Confocal microscopy has shown that internal membranes within the cell fuse with the plasma membrane during the course of particle ingestion, and that recycling endosomes and endoplasmic reticulum contribute to expansion of the surface membrane,. Flow cytometric assessment of particle engulfment has to some extent replaced microscopic observation particularly as the kinetics of uptake of fluorescent targets by phagocytes can be followed by instruments capable of real‐time measurements in a stirred cuvette at 37°C,. These assays of phagocytosis by flow cytometry usually include measurements of fluorescence particle uptake by cells pre‐incubated with cytochalasin D (CytD), an inhibitor of F‐actin polymerization and phagocytic cup formation which allows the assay to distinguish engulfment of particles from simple adhesion. Phagocytosis has been widely studied by monitoring the uptake of fluorescent beads or bacteria of 1.0–3.0 μm in diameter or length. However, to date, no published method quantifies particle uptake in real time which is necessary to fully assess the kinetics of phagocytosis. In this study, we describe a quantitative method to measure the phagocytic ability of human monocytes using real‐time two‐color flow cytometry which has been optimized with respect to bead type and amount, temperature, and buffer composition.

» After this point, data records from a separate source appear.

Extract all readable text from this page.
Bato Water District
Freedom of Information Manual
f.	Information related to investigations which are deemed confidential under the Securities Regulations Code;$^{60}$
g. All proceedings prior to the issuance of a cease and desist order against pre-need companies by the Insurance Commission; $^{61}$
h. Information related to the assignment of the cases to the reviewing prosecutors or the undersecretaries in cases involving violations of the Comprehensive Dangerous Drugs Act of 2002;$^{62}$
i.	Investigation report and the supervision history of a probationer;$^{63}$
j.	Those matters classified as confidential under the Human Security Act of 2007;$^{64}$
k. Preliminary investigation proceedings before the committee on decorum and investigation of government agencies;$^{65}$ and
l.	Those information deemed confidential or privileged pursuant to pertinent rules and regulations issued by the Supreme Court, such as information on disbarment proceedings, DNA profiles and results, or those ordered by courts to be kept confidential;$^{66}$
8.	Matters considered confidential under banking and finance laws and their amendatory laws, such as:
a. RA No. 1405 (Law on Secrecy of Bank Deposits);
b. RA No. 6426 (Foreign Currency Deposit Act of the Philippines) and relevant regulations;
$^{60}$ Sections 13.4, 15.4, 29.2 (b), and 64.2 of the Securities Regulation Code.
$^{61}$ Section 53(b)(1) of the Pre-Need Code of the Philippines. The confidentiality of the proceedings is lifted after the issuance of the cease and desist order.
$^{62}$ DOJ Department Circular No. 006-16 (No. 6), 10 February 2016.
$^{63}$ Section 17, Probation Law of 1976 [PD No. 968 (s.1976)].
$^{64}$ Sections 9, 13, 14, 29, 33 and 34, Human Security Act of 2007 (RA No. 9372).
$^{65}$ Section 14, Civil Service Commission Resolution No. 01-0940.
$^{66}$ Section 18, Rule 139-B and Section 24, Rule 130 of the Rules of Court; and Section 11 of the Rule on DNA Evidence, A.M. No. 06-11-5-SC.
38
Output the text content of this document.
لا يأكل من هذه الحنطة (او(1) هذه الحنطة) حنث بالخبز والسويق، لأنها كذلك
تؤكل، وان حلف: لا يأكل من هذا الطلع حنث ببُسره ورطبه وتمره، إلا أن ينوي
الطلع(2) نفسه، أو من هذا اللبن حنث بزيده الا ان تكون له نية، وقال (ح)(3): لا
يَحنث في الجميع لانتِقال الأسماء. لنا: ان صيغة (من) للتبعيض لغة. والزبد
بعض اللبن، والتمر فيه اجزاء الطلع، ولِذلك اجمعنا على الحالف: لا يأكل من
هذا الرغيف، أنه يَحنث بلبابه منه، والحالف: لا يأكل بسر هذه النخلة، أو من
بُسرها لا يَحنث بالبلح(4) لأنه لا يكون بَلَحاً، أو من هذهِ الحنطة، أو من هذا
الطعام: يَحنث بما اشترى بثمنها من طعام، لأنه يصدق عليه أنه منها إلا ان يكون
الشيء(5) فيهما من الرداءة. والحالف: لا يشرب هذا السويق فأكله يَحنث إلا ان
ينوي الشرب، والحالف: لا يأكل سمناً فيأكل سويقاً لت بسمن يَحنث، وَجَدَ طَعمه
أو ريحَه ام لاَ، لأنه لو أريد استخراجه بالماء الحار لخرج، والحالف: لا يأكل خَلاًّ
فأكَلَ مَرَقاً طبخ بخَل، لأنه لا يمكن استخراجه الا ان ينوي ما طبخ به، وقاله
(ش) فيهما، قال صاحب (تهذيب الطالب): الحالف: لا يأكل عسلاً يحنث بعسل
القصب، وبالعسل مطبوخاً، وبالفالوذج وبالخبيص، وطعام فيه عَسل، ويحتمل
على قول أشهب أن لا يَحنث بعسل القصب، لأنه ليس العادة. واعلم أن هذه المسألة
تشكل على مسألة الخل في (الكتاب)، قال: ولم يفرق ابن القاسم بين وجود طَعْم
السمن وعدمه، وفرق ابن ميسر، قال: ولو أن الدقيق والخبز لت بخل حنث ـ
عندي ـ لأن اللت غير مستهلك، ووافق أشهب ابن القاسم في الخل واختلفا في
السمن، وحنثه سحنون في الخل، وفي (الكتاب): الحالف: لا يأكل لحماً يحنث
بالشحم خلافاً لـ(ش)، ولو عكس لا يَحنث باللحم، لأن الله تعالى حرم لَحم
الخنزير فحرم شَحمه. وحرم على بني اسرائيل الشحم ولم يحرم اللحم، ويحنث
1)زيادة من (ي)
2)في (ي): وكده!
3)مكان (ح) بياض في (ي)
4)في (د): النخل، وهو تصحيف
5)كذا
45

Materials Bovine serum albumin (BSA) and cytochalasin D (CytD) were from Sigma‐Aldrich (St Louis, MO). Ficoll‐Hypaque (density 1.077) was from GE Healthcare (Uppsala, Sweden).
Allophycocyanin (APC) conjugated anti‐human CD14 monoclonal antibody (mAb) was from BD Bioscience. Fluoresbrite ® Yellow‐Green (YG) latex microspheres were from Polysciences (Warrington, PA). IgG‐coated YG beads were produced by covalent coupling of human IgG to the bead surface using the “Carbodiimide” method according to the manufacture's instruction (Polysciences).